La montre de Yamina affiche 7h56. Deux petites heures de marche, il ne reste qu'une crête à suivre pour atteindre le pied de l'Aiguille du Fruit.
- On a déjà fait 3 pauses, il reste 15 minutes max de montée et 5 minutes de descente à ski, en comptant les 5 minutes pour enlever les peaux de phoque, d'ici une petite demi-heure nous déchaussons définitivement nos skis et nous sommes débarrassés de 5 kilos de matos en tout et de 2 kilos du sac.
Elian, dans un nouvel effort, part comme une flèche, double Yamina, étonnée, puis arrive au sommet du dôme de la crête en 7 minutes au lieu de 15 annoncés. Yamina arrive en 10 minutes, pas essoufflée du tout. Elian est allongé au sol, en hyper ventilation, le coeur qui bat à 100 000. Il est mort (mais toujours en vie).
- Quel couillon ! Tu veux faire le malin, regarde ton état ! Pitoyable ! On a un sommet à faire ! T'imagines, t'es entrain de m'assurer, là-haut, soudain je tombe, et toi, comme t'es crevé, tu n'arrives pas à me stopper, on tombe tous les deux ! En montagne, il y a deux proverbes que tu vas apprendre et suivre à la lettre ! Le premier, "Être et durer". Être, tu n'y es pas, tu vas trop vite. Durer non plus, t'es éclaté ! Le deuxième : "En montagne, gardes les muscles chauds et la tête froide". Tu as fais ta tête brûlée, tu as perdu ta vigilance. Et tes muscles, là ils sont pas chauds, ils sont brûlants ! Ils sont fatigués ! Je peux pas. Je peux pas me lancer dans un truc sérieux comme ça avec un fou. Désolé mais on annule l'ascension.

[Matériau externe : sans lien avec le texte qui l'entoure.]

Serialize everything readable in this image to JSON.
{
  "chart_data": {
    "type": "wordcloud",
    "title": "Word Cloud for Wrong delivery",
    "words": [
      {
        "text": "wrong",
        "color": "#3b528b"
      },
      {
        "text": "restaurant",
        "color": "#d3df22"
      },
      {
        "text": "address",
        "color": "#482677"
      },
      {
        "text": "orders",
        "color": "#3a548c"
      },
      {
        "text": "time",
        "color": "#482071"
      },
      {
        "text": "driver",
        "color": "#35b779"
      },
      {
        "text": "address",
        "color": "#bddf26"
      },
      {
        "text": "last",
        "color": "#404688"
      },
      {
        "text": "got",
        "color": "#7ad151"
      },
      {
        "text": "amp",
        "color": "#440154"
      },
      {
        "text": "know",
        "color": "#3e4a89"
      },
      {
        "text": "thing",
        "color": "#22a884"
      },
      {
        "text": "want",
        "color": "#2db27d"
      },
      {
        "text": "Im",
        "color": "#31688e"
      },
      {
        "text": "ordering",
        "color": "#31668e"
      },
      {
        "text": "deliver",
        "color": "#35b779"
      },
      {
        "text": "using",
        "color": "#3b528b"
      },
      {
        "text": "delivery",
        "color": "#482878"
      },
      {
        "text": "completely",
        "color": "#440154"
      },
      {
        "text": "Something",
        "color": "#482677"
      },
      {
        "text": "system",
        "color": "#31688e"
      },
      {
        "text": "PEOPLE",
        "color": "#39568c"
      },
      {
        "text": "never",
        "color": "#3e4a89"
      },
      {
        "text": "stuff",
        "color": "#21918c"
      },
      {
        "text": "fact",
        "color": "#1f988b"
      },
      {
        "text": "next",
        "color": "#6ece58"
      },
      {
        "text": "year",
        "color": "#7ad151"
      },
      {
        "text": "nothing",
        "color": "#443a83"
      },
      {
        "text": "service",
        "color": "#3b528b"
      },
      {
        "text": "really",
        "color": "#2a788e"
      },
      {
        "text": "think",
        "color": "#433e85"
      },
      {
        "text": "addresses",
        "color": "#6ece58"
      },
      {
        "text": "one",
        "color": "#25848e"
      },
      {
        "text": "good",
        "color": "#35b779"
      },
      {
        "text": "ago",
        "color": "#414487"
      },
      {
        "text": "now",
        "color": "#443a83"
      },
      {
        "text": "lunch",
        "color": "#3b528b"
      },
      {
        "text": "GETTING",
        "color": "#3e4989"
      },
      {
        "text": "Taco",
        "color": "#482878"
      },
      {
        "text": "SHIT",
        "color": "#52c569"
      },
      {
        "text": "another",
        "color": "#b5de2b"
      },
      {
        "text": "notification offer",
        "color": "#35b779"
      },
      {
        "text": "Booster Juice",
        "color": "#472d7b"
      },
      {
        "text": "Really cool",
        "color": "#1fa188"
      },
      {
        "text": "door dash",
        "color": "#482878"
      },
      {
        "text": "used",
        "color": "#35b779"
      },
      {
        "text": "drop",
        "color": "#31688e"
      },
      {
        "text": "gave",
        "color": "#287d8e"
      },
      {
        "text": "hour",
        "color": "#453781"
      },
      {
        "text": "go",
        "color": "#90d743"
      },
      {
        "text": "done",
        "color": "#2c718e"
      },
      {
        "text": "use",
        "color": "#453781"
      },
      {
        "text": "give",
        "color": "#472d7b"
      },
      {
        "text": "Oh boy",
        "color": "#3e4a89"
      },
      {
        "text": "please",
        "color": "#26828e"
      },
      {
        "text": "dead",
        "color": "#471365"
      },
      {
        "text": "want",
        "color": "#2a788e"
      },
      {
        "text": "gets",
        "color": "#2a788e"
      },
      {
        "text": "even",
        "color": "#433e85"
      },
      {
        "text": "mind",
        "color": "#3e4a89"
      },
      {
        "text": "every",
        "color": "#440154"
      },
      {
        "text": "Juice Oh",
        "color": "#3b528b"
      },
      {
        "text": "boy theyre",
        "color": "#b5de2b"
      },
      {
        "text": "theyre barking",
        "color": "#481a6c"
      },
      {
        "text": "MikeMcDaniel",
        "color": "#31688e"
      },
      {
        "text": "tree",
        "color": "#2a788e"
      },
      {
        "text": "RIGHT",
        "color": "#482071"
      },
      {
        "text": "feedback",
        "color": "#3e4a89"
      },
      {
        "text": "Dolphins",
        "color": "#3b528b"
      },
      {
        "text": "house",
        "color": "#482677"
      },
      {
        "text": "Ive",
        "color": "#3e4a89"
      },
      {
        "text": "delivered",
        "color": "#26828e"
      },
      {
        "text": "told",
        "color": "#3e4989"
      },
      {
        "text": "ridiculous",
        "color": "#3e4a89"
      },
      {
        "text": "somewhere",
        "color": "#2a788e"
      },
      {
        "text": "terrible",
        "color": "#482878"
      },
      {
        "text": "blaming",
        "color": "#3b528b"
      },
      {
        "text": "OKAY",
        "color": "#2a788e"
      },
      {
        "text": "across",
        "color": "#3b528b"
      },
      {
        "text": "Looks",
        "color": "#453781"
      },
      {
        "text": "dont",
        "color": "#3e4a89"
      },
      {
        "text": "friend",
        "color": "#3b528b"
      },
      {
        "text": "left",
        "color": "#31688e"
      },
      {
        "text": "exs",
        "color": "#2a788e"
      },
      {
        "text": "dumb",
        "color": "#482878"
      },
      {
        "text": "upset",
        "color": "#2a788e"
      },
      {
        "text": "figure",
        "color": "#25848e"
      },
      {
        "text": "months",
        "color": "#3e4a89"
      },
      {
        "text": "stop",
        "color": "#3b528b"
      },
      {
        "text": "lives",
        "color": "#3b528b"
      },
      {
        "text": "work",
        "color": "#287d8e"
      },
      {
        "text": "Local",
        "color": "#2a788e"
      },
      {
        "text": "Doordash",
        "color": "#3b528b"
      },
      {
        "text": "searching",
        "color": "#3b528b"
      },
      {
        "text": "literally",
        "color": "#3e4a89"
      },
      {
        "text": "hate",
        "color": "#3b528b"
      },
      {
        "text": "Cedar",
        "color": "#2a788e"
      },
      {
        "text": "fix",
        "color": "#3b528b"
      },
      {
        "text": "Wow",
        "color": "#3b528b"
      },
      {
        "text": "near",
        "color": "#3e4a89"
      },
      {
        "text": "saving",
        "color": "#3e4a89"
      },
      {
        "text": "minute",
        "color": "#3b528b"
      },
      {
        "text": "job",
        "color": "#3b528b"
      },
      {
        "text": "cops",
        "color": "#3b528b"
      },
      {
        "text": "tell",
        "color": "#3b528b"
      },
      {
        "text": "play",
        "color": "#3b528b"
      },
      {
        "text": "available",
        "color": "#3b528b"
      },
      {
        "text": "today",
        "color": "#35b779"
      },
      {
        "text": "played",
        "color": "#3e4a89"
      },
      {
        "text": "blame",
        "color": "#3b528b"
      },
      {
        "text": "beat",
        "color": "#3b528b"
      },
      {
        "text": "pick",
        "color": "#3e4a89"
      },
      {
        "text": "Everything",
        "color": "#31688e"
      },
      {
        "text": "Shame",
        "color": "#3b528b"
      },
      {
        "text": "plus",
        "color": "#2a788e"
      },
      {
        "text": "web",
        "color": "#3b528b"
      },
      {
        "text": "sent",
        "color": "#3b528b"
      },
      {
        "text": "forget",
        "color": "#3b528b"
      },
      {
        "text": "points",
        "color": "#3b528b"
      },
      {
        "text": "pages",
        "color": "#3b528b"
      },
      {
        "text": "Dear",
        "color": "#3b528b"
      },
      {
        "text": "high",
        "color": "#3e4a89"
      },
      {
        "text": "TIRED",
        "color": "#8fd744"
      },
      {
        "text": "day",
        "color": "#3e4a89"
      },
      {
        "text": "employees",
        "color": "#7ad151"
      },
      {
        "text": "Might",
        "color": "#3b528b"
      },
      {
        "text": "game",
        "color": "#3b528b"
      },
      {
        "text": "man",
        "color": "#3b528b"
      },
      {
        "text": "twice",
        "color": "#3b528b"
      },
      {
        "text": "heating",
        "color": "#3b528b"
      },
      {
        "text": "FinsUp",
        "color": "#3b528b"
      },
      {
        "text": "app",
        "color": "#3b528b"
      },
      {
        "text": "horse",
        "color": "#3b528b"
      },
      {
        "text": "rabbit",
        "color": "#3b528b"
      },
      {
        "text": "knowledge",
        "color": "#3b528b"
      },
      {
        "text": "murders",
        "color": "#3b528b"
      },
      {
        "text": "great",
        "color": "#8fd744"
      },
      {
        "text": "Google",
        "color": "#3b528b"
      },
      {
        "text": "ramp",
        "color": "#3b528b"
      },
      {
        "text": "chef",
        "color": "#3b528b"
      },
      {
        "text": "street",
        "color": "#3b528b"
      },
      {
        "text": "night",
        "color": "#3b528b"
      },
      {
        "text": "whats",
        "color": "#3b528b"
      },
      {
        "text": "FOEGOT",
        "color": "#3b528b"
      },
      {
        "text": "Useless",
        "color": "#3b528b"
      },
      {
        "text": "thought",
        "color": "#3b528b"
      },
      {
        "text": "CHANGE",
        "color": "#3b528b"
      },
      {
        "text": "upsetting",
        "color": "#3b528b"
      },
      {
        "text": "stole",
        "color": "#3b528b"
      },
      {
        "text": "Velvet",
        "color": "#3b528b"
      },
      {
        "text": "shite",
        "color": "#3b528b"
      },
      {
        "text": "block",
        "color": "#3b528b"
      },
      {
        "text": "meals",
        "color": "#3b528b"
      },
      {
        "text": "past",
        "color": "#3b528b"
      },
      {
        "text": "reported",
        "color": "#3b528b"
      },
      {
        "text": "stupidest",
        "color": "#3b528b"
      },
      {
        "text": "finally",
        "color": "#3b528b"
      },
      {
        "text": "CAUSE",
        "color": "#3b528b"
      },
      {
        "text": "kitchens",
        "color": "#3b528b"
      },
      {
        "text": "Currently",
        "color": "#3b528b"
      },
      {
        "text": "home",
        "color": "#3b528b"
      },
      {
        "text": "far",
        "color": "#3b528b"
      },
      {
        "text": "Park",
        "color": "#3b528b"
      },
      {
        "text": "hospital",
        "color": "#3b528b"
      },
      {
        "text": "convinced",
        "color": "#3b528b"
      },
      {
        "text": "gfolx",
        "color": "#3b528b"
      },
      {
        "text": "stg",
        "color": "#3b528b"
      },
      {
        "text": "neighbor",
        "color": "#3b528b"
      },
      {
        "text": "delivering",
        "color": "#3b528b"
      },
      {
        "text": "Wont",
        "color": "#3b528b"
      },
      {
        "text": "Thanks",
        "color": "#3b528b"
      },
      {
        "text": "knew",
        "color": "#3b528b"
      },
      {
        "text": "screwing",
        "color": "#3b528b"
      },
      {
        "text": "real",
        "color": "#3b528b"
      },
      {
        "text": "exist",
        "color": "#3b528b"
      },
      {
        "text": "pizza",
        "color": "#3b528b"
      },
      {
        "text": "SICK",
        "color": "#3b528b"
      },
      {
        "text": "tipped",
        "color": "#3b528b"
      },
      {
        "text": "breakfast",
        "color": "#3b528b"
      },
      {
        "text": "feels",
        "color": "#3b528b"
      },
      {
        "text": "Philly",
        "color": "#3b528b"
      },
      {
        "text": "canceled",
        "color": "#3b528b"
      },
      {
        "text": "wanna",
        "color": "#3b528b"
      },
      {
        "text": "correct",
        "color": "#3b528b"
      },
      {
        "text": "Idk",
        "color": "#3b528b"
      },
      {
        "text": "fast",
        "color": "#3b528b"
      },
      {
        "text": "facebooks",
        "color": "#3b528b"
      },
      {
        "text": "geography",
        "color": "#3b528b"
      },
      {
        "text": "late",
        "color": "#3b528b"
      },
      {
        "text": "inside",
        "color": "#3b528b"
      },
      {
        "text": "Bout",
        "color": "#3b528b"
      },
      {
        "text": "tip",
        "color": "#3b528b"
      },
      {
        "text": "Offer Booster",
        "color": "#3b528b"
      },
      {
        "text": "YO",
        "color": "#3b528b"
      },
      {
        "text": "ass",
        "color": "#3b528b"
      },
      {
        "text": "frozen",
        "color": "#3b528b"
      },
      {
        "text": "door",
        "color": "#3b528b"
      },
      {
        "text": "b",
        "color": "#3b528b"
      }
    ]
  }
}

- Non, je t'en supplie Yamina, je recommencerais plus, je suis désolé !
- Alors dépêches toi t'enlever tes peaux de phoque et de les ranger dans ton sac.
Elian range ses peaux de phoque, Yamina aussi, ils descendent assez vite, mais sans plus. Ils atteignent le pied de l'Aiguille en 3 minutes. Ils auront mis 17 minutes en tout pour rejoindre le lieux de pause et de pose. Pause de 5 minutes, repos puis pose des skis entre deux rochers.
Le duo traverse les blocs de pierre sans trop de peine, le sac étant un peu plus léger. Retour sur neige, il est 8h38. Le soleil est levé depuis 30 minutes, le ciel a pris une couleur d'or, la station dort encore. Dorénavant, le pas sera moins rapide mais plus assuré. Yamina montre à Elian comment chausser les crampons sur les chaussures de ski, qui sont un peu grandes pour Elian. Sensations bizarres, avancée efficace, le parisien ne peut s'empêcher de faire une storie insta. 10 minutes, 15 minutes, 20 minutes, les pas dans la neige, sur une pente de 25 degrés, commencent à fatiguer de plus en plus notre athlète tour Eiffel. Elian lève les yeux, la pente augmente de plus en plus pour terminée verticale !
- Elle va nous manger cette pente !
- Prends ton piolet dans ton sac, prends le par le haut de la lame, et plante le manche côté amont pour t'aider.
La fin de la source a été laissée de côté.